The main limitation of the present study was the application of qualitative concentric needle EMG analysis. The problem may be sensitivity of qualitative EMG to detect minor differences occurring during nerve recovery. The present study findings, therefore, need to be regarded as preliminary. Quantitative motor unit number estimation (MUNE) and MUP analysis would be needed to validate them. A qualitative approach also introduced an element of subjectivity into analysis, although the same electromyographer performed all EMG examinations using consistent criteria. A large majority of EMG examinations are still performed using this approach. In addition, conclusions of the present needle EMG study were also based mainly on assessment of MUP amplitude and recruitment, which are the most robust qualitative EMG parameters. Furthermore, to obtain a representative MUP sample in severely neuropathic small hand muscles might be a problem, and about a third of arms in the present study had clinically severe UNE. The limitation of the study was also the electromyographer’s awareness of NCSs findings, which was unavoidable, as he performed NCSs just before needle EMG examination. Another limitation is exclusion of a significant proportion of UNE patients that did respond to our invitation for follow-up examination. However, it is not clear how this could change the main conclusions of the study.

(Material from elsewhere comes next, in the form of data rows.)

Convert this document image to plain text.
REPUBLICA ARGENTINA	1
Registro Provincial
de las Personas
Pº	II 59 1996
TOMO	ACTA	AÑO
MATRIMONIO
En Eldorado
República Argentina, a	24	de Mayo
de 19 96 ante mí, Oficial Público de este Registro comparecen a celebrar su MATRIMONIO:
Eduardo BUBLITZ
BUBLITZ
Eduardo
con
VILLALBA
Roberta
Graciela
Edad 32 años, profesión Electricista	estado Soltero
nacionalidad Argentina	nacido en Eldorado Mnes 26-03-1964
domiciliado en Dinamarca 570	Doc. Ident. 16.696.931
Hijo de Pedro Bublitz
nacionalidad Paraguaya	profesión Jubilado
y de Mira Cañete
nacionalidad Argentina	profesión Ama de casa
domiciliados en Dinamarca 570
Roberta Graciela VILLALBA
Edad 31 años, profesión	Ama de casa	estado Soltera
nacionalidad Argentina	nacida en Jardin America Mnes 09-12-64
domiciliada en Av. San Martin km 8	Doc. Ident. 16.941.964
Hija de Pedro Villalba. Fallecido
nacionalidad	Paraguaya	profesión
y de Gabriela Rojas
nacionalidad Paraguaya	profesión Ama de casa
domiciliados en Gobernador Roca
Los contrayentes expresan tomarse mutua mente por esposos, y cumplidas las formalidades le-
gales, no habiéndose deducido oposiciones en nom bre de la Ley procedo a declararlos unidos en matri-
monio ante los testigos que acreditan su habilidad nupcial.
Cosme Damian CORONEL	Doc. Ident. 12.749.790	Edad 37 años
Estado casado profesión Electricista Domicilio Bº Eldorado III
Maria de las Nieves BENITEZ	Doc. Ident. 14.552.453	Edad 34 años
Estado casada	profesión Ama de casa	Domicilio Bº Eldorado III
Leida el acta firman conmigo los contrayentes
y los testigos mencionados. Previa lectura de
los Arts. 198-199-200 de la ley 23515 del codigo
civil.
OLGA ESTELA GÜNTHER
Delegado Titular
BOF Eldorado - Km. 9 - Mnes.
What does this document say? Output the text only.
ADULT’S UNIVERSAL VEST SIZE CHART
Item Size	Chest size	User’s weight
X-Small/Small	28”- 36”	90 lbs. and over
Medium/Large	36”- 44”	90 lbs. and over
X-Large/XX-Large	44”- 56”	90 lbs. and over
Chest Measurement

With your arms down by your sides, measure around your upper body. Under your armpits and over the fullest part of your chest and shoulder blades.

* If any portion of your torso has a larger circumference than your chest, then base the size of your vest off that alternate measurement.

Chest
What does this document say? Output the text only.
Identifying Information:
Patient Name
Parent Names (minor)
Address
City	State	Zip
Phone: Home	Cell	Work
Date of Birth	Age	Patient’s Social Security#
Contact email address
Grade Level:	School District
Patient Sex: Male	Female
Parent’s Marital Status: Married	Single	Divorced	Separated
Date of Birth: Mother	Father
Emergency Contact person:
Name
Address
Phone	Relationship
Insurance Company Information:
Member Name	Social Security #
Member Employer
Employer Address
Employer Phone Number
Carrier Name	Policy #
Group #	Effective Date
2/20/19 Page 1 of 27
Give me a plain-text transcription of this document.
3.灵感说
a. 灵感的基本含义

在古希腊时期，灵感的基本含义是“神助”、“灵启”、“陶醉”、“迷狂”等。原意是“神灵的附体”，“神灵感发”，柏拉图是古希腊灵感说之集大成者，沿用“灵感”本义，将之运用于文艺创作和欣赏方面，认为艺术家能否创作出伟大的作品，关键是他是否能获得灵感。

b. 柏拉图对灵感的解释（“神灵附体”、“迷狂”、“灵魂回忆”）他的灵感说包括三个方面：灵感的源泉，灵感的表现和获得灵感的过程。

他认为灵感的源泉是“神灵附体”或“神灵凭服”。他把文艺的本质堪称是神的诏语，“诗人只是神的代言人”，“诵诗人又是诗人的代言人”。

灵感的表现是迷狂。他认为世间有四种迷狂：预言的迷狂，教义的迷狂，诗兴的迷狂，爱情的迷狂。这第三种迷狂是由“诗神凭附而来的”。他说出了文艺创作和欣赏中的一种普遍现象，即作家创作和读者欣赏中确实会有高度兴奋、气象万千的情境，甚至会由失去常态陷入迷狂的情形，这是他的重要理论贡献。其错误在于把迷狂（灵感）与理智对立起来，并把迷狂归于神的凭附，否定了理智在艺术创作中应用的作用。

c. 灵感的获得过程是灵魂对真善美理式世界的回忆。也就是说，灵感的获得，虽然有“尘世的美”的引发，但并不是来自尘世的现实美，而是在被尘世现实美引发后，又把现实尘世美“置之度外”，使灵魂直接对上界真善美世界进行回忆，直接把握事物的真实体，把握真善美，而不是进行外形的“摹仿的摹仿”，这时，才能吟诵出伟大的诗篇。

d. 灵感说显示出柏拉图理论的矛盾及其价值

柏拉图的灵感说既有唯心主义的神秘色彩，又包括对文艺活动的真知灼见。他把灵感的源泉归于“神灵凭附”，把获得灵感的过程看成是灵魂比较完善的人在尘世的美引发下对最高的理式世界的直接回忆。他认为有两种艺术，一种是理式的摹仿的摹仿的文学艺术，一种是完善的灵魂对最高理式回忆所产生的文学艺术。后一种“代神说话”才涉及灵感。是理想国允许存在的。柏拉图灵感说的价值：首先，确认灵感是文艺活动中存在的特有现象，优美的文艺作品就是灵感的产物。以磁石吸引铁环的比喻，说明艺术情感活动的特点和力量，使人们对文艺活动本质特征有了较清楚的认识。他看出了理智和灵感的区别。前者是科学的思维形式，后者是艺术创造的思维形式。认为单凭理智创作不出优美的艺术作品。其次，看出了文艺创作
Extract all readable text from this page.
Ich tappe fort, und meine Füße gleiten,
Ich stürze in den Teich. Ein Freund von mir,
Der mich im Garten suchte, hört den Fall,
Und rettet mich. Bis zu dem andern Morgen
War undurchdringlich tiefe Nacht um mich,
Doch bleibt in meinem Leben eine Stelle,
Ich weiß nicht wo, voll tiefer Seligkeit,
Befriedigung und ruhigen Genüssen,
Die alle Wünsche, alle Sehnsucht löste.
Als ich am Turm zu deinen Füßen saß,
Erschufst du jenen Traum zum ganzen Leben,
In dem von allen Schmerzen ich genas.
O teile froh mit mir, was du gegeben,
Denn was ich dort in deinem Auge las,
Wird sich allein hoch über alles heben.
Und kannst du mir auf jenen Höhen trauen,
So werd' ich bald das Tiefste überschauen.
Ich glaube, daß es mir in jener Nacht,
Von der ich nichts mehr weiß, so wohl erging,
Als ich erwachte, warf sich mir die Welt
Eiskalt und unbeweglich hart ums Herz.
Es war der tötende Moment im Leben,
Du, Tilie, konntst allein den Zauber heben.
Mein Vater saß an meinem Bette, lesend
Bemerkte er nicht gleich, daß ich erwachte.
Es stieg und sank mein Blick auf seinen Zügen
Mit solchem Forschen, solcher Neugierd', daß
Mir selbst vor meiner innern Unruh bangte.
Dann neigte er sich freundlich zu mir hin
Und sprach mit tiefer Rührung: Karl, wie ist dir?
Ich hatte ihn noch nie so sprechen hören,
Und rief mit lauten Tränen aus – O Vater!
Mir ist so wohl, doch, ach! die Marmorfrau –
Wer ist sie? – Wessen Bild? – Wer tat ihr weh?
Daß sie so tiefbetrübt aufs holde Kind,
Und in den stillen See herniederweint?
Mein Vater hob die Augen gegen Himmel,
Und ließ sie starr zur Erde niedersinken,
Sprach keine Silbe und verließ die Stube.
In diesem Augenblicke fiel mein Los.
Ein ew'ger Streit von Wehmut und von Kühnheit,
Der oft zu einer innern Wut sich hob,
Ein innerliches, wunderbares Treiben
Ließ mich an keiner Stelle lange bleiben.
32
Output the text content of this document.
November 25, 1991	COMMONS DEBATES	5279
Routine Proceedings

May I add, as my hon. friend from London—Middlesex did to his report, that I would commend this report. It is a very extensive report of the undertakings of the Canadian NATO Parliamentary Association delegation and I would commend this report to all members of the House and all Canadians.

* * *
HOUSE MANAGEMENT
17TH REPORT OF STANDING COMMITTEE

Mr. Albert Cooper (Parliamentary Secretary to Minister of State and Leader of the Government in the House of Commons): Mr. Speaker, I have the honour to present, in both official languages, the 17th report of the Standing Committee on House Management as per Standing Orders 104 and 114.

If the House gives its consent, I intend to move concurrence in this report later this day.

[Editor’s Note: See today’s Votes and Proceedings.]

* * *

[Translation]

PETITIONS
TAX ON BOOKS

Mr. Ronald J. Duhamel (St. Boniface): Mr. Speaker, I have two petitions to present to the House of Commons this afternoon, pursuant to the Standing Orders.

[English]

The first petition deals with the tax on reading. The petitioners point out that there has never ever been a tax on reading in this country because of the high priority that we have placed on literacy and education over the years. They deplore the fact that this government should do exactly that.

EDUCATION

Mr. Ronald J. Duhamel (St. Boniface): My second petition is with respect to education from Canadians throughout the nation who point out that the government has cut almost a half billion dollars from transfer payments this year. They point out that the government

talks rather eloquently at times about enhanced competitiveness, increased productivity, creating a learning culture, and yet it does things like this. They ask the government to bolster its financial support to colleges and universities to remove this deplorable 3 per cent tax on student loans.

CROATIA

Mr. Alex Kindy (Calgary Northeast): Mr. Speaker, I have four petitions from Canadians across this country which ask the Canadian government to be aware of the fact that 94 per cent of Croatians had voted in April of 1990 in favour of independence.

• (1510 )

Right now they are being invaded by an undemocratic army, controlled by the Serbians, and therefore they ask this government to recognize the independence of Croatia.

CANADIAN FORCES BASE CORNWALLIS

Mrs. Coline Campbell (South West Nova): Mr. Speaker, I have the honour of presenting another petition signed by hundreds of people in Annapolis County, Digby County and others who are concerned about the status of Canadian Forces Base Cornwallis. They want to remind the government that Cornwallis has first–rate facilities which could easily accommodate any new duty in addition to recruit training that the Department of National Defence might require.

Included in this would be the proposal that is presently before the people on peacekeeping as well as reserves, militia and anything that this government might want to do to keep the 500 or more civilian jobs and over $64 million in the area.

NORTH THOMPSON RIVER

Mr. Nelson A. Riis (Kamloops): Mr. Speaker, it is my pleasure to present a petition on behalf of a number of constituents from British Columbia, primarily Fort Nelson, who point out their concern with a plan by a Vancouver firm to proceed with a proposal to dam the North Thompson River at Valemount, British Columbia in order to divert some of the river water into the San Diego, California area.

The strength of the study is a rather large number of prospectively recruited patients and arms, using consistent inclusion and exclusion criteria. Prospective data on muscle reinnervation are limited, particularly in focal neuropathies. At the time of needle EMG examination, the electromyographer was also not aware of the patients’ clinical information. Another strength of the study is a long follow-up period, providing enough time for potential nerve regeneration to be completed.

5. Conclusions

During UNE recovery, ulnar CMAP amplitude increased, the conduction block resolved, and the SNAP amplitudes remained unchanged. Upon needle EMG, MUP amplitude increased, while MUP recruitment remained unchanged. These results suggest that, in UNE, nerve function improves mainly due to the resolution of the conduction block and collateral reinnervation, nerve regeneration being probably less important. However, further studies using quantitative methods would be needed to validate the present findings.